Edmond Laforce, the Duke of Benoit du Sault, picked his jeweled cane from the table, and rose to his feet. Frank rose, also, and their eyes met again.
“I will not offer my hand again, as we know not what eyes are on us,” said the duke. “Till to-morrow night—or forever—farewell!”
He turned, and walked away, and Frank Merriwell returned to his hotel, to think of the strange things he had heard, and to wonder if they could be true. The following morning, he read in Figaro that the Duke of Benoit du Sault had been found dead in his bed. The report stated that it was plainly and undoubtedly a case of heart failure, but Frank Merriwell knew that it was murder!

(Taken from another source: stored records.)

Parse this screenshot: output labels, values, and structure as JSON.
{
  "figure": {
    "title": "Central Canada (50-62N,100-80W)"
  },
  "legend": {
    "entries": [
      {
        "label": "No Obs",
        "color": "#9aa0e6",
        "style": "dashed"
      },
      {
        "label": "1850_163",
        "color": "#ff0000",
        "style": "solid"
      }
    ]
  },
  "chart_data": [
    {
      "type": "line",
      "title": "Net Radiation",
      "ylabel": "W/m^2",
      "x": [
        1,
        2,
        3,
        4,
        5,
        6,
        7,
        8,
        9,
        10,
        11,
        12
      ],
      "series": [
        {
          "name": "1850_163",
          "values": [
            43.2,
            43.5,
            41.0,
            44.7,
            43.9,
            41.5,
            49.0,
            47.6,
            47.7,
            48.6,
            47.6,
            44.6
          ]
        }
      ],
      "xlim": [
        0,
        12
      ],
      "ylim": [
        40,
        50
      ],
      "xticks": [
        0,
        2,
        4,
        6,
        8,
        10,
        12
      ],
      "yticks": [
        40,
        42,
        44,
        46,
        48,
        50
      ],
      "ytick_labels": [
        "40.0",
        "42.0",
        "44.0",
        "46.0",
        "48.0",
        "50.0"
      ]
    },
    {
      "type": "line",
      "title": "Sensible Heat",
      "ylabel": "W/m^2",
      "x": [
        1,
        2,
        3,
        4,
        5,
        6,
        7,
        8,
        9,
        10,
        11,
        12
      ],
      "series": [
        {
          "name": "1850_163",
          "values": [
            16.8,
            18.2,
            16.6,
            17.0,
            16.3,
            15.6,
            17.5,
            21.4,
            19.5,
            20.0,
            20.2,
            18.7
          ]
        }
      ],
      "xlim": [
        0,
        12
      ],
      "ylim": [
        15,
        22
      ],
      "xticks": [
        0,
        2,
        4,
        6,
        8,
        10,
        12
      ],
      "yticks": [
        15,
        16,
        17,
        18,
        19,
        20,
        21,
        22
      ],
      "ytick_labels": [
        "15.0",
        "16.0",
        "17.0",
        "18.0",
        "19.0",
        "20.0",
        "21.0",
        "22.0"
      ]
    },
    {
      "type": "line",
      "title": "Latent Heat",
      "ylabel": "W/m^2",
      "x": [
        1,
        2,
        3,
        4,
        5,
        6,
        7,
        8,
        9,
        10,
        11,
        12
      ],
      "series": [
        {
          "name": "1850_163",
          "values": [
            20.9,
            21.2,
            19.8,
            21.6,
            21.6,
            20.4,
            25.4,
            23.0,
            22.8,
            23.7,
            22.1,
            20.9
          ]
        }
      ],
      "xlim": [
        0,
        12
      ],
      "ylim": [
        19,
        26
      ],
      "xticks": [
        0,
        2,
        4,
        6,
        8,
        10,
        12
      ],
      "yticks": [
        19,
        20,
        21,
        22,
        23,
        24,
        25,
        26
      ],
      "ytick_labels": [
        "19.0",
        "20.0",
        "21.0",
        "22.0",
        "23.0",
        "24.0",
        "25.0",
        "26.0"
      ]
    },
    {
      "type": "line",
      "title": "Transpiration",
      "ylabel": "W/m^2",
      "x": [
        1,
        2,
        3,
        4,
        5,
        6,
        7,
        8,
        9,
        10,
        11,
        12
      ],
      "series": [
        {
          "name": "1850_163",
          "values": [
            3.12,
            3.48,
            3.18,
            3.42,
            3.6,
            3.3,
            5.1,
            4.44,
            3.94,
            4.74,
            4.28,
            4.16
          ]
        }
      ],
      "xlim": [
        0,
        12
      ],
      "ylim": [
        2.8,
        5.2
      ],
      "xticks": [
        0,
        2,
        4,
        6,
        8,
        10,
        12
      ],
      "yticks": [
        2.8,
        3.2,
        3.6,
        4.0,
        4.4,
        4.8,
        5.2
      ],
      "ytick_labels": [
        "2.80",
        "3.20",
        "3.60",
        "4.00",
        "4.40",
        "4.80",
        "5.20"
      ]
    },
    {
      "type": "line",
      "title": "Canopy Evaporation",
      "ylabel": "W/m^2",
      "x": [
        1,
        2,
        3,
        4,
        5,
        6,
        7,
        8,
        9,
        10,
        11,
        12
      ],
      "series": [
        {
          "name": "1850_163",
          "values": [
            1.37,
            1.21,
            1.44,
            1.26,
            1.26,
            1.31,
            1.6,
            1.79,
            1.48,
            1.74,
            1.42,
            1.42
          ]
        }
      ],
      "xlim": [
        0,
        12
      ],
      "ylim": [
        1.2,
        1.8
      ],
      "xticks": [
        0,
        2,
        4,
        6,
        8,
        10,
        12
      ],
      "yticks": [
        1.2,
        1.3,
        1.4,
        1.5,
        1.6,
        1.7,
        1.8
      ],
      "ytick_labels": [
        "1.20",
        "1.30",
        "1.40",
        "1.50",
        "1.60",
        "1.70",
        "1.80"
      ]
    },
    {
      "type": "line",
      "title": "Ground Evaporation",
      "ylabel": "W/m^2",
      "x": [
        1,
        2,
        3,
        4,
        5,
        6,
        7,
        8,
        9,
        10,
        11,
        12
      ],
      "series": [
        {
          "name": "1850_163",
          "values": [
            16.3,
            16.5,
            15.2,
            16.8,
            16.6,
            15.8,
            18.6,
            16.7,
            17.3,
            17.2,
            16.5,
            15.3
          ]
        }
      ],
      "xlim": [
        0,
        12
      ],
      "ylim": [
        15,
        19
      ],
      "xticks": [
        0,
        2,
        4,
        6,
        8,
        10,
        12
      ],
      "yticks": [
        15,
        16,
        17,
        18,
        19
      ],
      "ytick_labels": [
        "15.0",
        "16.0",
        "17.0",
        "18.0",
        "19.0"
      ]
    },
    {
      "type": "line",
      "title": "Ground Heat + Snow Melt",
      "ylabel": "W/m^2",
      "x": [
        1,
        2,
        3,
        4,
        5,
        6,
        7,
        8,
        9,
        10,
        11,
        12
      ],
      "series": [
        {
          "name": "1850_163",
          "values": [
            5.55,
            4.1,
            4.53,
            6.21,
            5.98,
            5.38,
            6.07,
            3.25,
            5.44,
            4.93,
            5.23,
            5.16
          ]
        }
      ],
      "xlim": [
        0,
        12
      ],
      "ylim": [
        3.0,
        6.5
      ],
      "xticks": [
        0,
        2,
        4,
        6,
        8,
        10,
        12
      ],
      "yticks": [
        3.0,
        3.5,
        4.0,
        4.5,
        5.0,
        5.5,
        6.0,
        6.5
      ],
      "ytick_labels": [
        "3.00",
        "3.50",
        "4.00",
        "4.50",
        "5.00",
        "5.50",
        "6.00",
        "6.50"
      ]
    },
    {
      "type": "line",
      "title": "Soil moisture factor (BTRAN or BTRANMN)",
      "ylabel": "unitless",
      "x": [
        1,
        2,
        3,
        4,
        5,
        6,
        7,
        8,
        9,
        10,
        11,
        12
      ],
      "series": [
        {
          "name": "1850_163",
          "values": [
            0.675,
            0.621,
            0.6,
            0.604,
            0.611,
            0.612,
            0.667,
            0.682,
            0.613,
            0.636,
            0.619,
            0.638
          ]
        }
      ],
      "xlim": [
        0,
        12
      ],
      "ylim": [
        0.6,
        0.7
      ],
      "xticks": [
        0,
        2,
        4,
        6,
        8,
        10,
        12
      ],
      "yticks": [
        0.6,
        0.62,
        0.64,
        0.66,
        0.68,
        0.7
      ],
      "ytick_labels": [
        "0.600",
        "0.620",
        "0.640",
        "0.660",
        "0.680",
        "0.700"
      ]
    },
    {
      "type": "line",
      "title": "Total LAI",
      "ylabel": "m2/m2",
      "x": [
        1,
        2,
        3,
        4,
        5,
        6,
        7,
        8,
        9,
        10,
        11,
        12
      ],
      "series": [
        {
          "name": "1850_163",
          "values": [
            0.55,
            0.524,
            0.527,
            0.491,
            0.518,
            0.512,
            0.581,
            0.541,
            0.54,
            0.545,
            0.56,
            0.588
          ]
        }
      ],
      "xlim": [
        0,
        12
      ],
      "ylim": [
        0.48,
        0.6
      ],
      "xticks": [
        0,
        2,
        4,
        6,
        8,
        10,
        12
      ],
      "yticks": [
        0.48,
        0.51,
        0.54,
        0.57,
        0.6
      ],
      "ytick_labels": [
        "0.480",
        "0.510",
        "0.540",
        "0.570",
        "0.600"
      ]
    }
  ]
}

He sat staring at the paper in a dazed way, thinking of his meeting with the doomed man the previous night, and all the strange things the duke had told him across the little table in front of the Café de la Paix. Now he knew beyond a doubt that the Black Brothers had found another victim. The strange pains Laforce had felt were but the warnings of his coming dissolution.
There was something uncanny and terrible about it, something that gave a chill to Frank Merriwell’s warm blood. Surely, the enemies of the prisoner of Devil’s Island were ready to resort to any extreme of crime to keep the friends of the unfortunate man from securing justice for him. They counted human lives as nothing in their terrible work.
And that was France—happy France.
From the first, Frank had felt sympathy for Dreyfus, and now it seemed that he was in some way connected with the miserable captive in the iron cage on that dread island. He felt in his pocket for the tiny metal ball given him by Edmond Laforce. It was there. He took it out, and examined it closely, for the first time. It seemed too light to be a solid piece of metal, and yet he could see no flaw in it, no opening, nothing but the polished surface.
The dead Duke of Benoit du Sault had said that the ball might some day prove the innocence of Dreyfus. How could that be?
Frank asked himself the question, as he sat there with it in his fingers, turning it over and over. Was it not possible that the duke had been mentally unbalanced?
That was a new thought, and it gave the young American a start. Surely, the uncanny story the man had told seemed like the imaginings of a diseased brain, and men had gone mad in France from thinking of the Dreyfus affair. Perhaps the duke had become crazed from brooding over it, and had imagined the story of the Black Brothers, the blood-red star, and the metal ball that was to prove the innocence of the condemned man.